Os líderes da comunidade alauita da Síria publicaram um documento em que se distanciam do regime de Bashar al-Assad.
O manifesto, no qual os alauitas rejeitam serem considerados parte do islão xiita, reivindicando o estatuto de confissão muçulmana independente, é significativo uma vez que a família Assad pertence a esta comunidade e os alauitas, apesar de formarem apenas cerca de 12% da população síria, dominam os aparelhos do Estado e das forças de segurança.
A “declaração de identidade e de reforma” propõe ideias para o futuro da Síria. Os alauitas rejeitam a ideia de um estado confessional, em que a lei islâmica forma a base para o direito.
“Enquanto alauitas aderimos aos valores da igualdade, liberdade e cidadania. Acreditamos que estes são princípios actuais para organizar e manter a unidade social. Por isso, apelamos à aplicação do secularismo, uma vez que o secularismo, como a democracia, é o mecanismo adequado para implementar estes valores. Exigimos a aplicação do secularismo como separação funcional mas não absoluta entre Estado e religião”.
Numa altura em que o regime de Assad está a ganhar terreno na guerra civil, com o apoio crucial da Rússia, o apelo dos alauitas parece ser uma forma de preparar um futuro em que seja possível voltar a um convívio pacífico entre as diferentes confissões religiosas do país.
Embora as revoltas contra o regime tenham começado por ser verdadeiramente populares, sem identificação religiosa, rapidamente a guerra se tornou sectária em termos religiosos.
A maioria sunita forma a coluna vertebral da revolta, desde os moderados até aos extremistas do Estado Islâmico. Já cristãos, alauitas e membros de outras minorias apoiam, na sua generalidade, o regime, temendo virem a ser ostracizados numa Síria dominada por fundamentalistas islâmicos sunitas.
Enquanto isto os curdos, na maioria sunitas mas que se identificam em primeiro lugar em termos étnicos, têm combatido tanto o regime como os rebeldes, procurando acima de tudo garantir o seu próprio espaço autónomo no país, sendo apoiados nalguns locais por milícias cristãs.
Num parágrafo crucial, o manifesto distancia-se do regime de Assad. “O poder político regente, seja quem for, não nos representa nem forma a nossa identidade, nem preserva a nossa segurança ou reputação. Nem nós, os alauitas, o substanciamos ou geramos o seu poder. A legitimidade do regime apenas pode ser considerado de acordo com os critérios da democracia e dos direitos fundamentais”.

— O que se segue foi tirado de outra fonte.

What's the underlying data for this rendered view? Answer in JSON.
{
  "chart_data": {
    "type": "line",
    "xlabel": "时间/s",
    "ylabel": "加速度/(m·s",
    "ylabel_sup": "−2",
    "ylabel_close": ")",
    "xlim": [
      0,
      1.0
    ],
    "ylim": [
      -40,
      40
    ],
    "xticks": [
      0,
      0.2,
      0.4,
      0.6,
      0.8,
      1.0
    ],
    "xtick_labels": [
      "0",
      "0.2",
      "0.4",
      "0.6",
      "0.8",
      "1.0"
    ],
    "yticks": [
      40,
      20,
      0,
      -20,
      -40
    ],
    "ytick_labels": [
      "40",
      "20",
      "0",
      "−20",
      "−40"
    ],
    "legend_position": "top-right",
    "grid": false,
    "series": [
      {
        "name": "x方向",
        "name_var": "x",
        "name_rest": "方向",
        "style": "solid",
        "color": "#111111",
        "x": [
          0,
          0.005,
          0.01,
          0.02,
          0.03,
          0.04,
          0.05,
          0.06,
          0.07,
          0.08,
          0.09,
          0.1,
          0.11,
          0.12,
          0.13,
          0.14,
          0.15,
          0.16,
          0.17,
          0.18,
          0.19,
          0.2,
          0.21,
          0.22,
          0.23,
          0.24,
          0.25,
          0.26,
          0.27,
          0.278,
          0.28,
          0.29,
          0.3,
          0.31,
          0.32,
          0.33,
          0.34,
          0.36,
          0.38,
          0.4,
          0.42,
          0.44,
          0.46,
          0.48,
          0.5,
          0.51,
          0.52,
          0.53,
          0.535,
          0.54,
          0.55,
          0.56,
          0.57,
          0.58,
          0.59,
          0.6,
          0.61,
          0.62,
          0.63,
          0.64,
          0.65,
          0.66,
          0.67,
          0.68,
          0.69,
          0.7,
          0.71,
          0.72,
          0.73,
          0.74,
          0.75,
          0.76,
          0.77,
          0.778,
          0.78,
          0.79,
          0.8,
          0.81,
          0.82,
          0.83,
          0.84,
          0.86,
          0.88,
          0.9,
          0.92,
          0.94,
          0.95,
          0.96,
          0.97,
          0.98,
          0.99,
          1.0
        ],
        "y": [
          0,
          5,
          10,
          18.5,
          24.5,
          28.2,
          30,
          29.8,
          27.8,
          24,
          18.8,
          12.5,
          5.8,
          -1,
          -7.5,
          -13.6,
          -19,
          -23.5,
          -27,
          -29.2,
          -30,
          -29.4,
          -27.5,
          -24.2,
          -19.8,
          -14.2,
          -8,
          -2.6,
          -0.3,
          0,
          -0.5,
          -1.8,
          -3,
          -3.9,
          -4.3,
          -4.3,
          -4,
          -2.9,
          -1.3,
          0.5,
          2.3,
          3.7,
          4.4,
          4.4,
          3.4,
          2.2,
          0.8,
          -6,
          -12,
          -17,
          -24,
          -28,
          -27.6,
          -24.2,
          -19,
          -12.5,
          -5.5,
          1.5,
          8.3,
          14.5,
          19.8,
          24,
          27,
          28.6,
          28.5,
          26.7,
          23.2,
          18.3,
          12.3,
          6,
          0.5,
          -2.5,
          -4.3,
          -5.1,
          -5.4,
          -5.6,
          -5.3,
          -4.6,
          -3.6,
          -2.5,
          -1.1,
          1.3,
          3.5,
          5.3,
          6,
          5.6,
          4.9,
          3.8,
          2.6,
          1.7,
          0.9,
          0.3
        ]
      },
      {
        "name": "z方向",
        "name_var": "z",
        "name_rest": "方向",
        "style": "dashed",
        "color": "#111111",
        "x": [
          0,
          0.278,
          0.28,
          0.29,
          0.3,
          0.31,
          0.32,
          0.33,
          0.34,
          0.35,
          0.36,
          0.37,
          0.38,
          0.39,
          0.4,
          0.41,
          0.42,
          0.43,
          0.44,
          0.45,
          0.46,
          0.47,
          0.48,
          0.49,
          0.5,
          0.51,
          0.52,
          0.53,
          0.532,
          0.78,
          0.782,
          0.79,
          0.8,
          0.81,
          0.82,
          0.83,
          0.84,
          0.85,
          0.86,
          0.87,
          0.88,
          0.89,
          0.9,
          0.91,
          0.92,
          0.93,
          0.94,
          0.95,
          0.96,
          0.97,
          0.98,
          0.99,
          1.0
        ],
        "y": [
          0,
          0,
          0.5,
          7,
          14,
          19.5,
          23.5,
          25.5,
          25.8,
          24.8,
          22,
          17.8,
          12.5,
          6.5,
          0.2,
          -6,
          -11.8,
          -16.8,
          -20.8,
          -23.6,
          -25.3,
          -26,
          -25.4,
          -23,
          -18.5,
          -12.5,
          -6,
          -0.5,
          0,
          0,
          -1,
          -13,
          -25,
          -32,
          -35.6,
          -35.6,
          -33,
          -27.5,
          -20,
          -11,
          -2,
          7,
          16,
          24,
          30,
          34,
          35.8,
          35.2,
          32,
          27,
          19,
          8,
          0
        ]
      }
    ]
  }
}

Num gesto de boa vontade, os alauitas, que têm um longo historial de perseguição às mãos da maioria sunita, fazem um gesto de reconciliação neste documento. “Os alauitas purgaram da sua memória colectiva histórias de perseguição real e mítica. Declaramos que, em nome da verdade, os sunitas sírios serão ilibados e não serão responsabilizados colectivamente por actos de discriminação que alguns dos seus correligionários cometeram contra os alauitas no passado”.
Um mistério para muitos
O islão alauita permanece um mistério para a maioria das pessoas que não o praticam. Tradicionalmente é visto como uma seita da família do islão xiita, uma vez que, tal como os xiitas, os alauitas defendem que o genro de Maomé, Ali, era o seu legítimo sucessor. Os alauitas, contudo, consideram que Ali era uma manifestação de Deus, o que é rejeitado pela maioria dos xiitas e considerado herético por outros muçulmanos.
O documento dos líderes da comunidade rejeita, contudo, qualquer associação ao xiismo e diz que o islão alauita é uma confissão independente. Lamenta ainda que “durante demasiado tempo os alauitas deixaram-se definir por palavras dos outros e não pelas nossas”.
A declaração, que foi enviada para as redacções de vários órgãos de comunicação internacionais, alega ser escrita em nome dos principais líderes comunitários dos alauitas, mas não está assinada. Os especialistas, contudo, definem-no como muito significativo, com um diplomata citado pela BBC a recordar que não se vê nada do género a ser produzido pela comunidade desde a década de 70 do século XX.